Last week’s Feedback Summit was, for me at least, a watershed event.
It was the third time our emerging field had come together at an annual gathering. Despite the inevitable consternation that accompanies wide-ranging diversity of expectations, experience and perspectives, I believe that we made two leaps forward over two huge chasms. This post is about one of these. My next post will be about the second, how the clear recognition of how feedback as a craft and practice is necessarily distinct and additive to well established practices like evaluation, monitoring, and public reporting.
In a third, I will try to discern what our deliberations may mean for our movement’s funding strategy. On the basis of the panels at the summit, it might be harder to #shiftthepower here than in the other dimensions of our work.
I think we were collectively brave last week. And dogged, as we have to be. When a growing number of powerful people are acting to establish our species beyond earth, the signal is pretty clear just how extremely urgent it is that we stop with the “nice, nice”, and go deep.
Before and throughout the conference our curator-in-chief Dennis Whittle commendably put the choices we face in a set of questions: “Is the goal simply to improve service delivery or to change what we deliver and who decides? Is it incremental or fundamental? Is it about getting ‘input’ or is it about shifting the power? Is it about evolution or revolution?”
From what I heard and saw at the summit, I think we made that clear choice. We said that feedback is about shifting power. We said that we must stop seeing those we serve as deficits, and begin from a point of people’s assets and agency. We said that feedback loops were about more authentic conversations.
We are mostly shop-worn professionals, so we compartmentalize the “rage” that we feel at the fact that most organizations don’t do this. Jo Wells of Blagrave Trust pointed us to an antidote to our complacency when she urged us to infuse our movement with young people, “who have less at stake” in the present order, and more at stake in a better future.
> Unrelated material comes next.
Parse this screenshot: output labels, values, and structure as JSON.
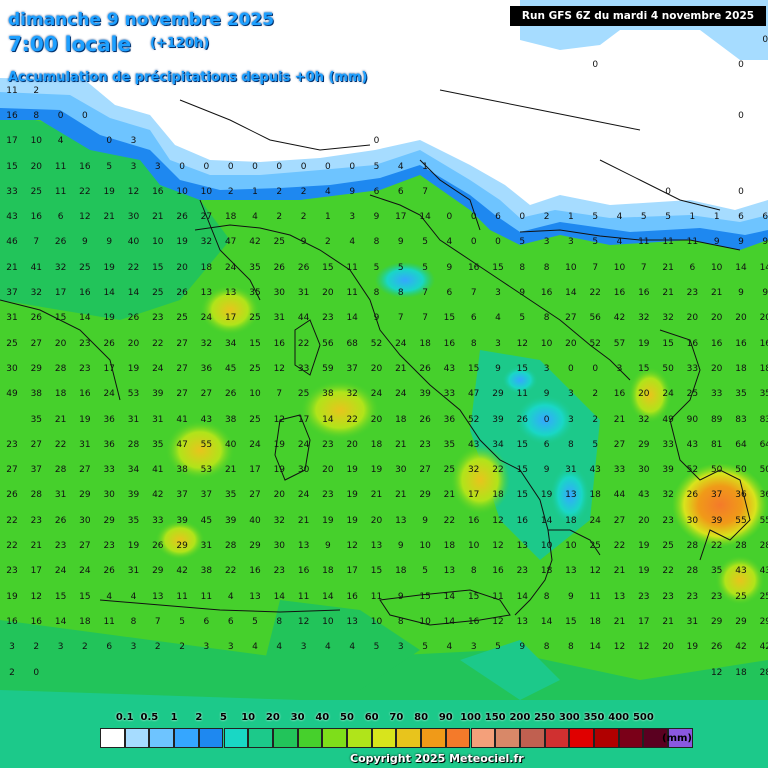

There is, however, an upside to being shop-worn professionals. We know that incremental can build to fundamental, that evolution can tip into revolution. Steve Goodall, the retired CEO of JD Power & Associates, told us the apposite story of how JD Power & Associates introduced in the late 1960s the then new idea of “voice of the customer” in a gradual process that over time fundamentally transformed several industries, starting with car manufacturing in the USA.
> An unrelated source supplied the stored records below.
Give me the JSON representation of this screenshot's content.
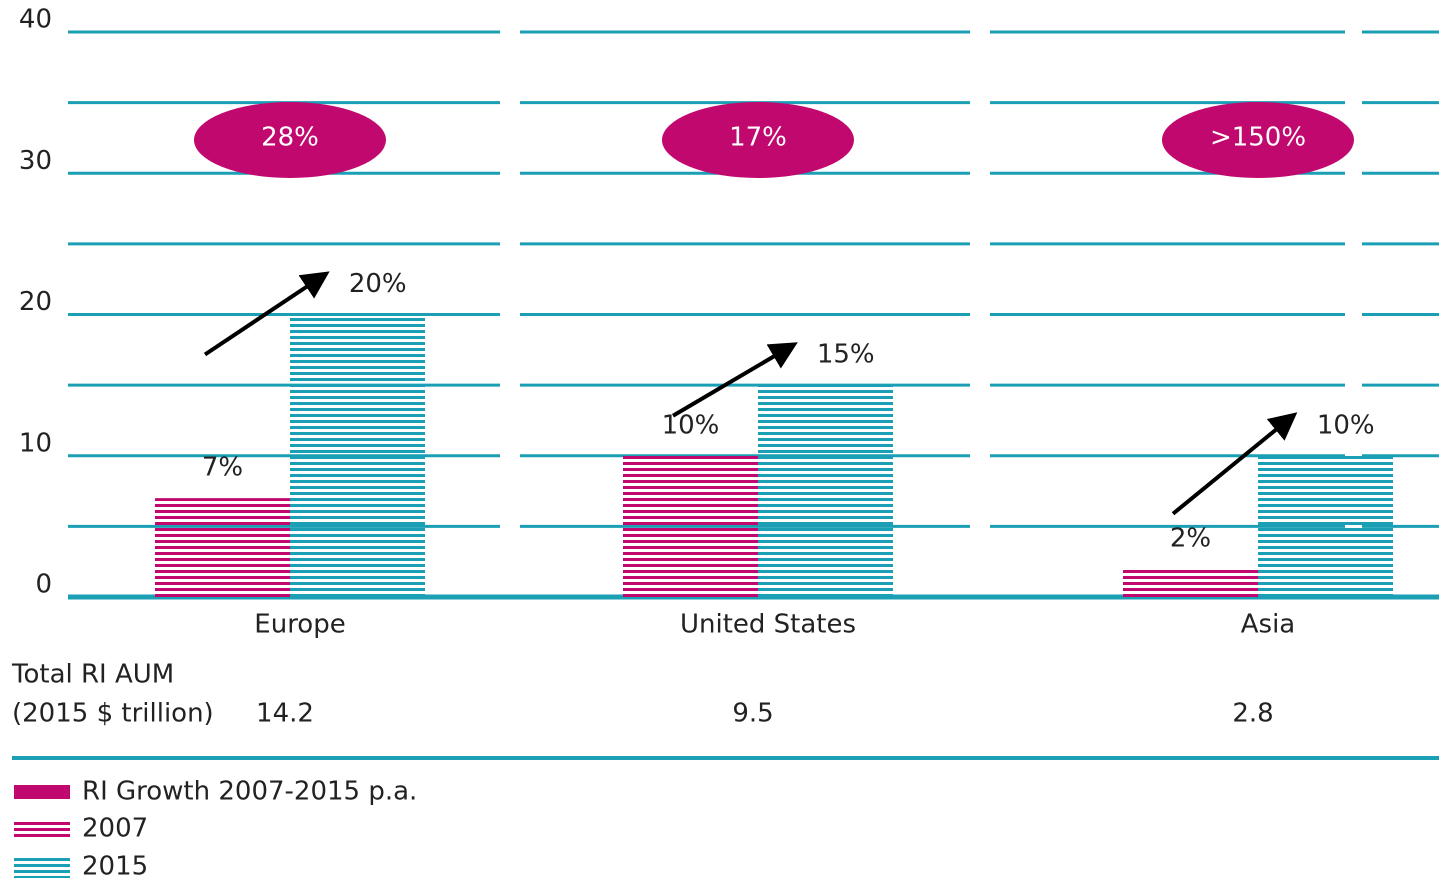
{
  "chart_data": {
    "type": "bar",
    "categories": [
      "Europe",
      "United States",
      "Asia"
    ],
    "series": [
      {
        "name": "2007",
        "color": "#c0086f",
        "values": [
          7,
          10,
          2
        ],
        "value_labels": [
          "7%",
          "10%",
          "2%"
        ]
      },
      {
        "name": "2015",
        "color": "#1a9fb5",
        "values": [
          20,
          15,
          10
        ],
        "value_labels": [
          "20%",
          "15%",
          "10%"
        ]
      }
    ],
    "growth_name": "RI Growth 2007-2015 p.a.",
    "growth_color": "#c0086f",
    "growth_labels": [
      "28%",
      "17%",
      ">150%"
    ],
    "totals_label": [
      "Total RI AUM",
      "(2015 $ trillion)"
    ],
    "totals": [
      14.2,
      9.5,
      2.8
    ],
    "ylim": [
      0,
      40
    ],
    "yticks": [
      0,
      10,
      20,
      30,
      40
    ],
    "yminor": [
      5,
      15,
      25,
      35
    ],
    "grid": true
  }
}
All this to say that together we got a lot out into the room last week – our “movement-hood”, the rage, the professional sense of emerging craft, and the clear sense of our goal. It all came together in the call for a system re-set (notice how my professional persona asserts itself to avoid saying “revolution”). So let me take a stab at our goal statement.
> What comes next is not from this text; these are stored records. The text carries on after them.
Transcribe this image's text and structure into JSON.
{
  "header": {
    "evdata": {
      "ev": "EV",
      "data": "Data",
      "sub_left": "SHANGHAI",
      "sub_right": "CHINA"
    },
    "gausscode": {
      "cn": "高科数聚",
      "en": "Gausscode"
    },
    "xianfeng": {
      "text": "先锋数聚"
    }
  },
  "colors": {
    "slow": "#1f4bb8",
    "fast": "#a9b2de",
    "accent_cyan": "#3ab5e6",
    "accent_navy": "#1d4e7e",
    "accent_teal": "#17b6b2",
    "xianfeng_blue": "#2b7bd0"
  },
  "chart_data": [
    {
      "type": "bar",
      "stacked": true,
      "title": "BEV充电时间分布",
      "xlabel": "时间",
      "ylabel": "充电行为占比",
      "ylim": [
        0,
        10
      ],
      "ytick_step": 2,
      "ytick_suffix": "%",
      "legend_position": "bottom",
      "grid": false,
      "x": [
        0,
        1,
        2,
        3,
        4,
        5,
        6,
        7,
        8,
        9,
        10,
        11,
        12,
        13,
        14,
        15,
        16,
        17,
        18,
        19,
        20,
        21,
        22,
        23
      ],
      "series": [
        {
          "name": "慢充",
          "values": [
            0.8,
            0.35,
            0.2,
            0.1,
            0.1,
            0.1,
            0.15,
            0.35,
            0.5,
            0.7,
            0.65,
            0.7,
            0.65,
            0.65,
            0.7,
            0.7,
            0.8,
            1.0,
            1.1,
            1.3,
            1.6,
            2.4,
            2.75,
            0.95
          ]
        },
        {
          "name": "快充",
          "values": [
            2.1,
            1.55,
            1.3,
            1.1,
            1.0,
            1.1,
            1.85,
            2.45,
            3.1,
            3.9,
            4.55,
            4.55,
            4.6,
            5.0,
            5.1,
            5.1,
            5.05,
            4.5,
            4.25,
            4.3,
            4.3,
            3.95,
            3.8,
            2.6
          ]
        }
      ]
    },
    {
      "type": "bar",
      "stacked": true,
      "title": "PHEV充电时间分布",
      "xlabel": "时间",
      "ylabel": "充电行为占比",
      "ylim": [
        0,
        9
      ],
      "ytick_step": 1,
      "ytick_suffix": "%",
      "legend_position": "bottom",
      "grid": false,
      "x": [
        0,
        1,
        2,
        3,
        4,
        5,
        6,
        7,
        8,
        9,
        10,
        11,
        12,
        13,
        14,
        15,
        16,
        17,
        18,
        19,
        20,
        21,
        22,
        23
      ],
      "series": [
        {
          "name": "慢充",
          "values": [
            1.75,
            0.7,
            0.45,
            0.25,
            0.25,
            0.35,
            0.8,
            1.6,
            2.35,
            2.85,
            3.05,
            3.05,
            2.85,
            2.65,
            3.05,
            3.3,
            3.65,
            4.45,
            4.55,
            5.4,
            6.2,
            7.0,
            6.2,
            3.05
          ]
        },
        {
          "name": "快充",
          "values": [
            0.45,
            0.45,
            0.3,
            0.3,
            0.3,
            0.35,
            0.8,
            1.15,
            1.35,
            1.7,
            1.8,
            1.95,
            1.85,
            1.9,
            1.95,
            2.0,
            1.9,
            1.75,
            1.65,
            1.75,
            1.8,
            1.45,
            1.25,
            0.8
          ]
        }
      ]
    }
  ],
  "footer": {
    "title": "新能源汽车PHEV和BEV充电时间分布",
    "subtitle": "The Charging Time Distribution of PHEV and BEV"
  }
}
We, collectively, as a movement to transform social change practice, seek a social system re-set around three simple questions: What do people want? Are we helping them get it? If not, how can we help them get it?
This formulation begs a question that one of our brilliant plenary session facilitators, Bryan Simmons of Arcus Foundation, put to us with a mischievous twinkle: “Does that mean you have to do what they tell you?” Are we going all-in on, “the customer is always right”.
Well, that’s where the craft comes in, and it takes us to the heart of what we mean by Constituent Voice. But now I am treading on my next blog.
In closing, I want to suggest that in this choice that we have a ready-made theme for next year’s summit. Why don’t we put our movement in the hot seat? Some or all of us could recruit “feedback providers”, whose role at the summit would be to guide and advise us “feedback receivers” on how they experience feedback. Together we could develop a kind of statement of “good feedback practices”. Maybe we could get Fagan Harris of Baltimore Corps to be our MC who relayed a story which was a microcosm for this kind of summit. For those not there, Fagan told us of a dinner meeting at his house where he hoped to get support from community activists for his ideas for Baltimore Corps. You have to hear him tell it, but basically it was a roller coaster of a dinner where for the first two courses they ripped up his game plan. But it ended well over dessert when they rolled up their sleeves and pitched in to fix it.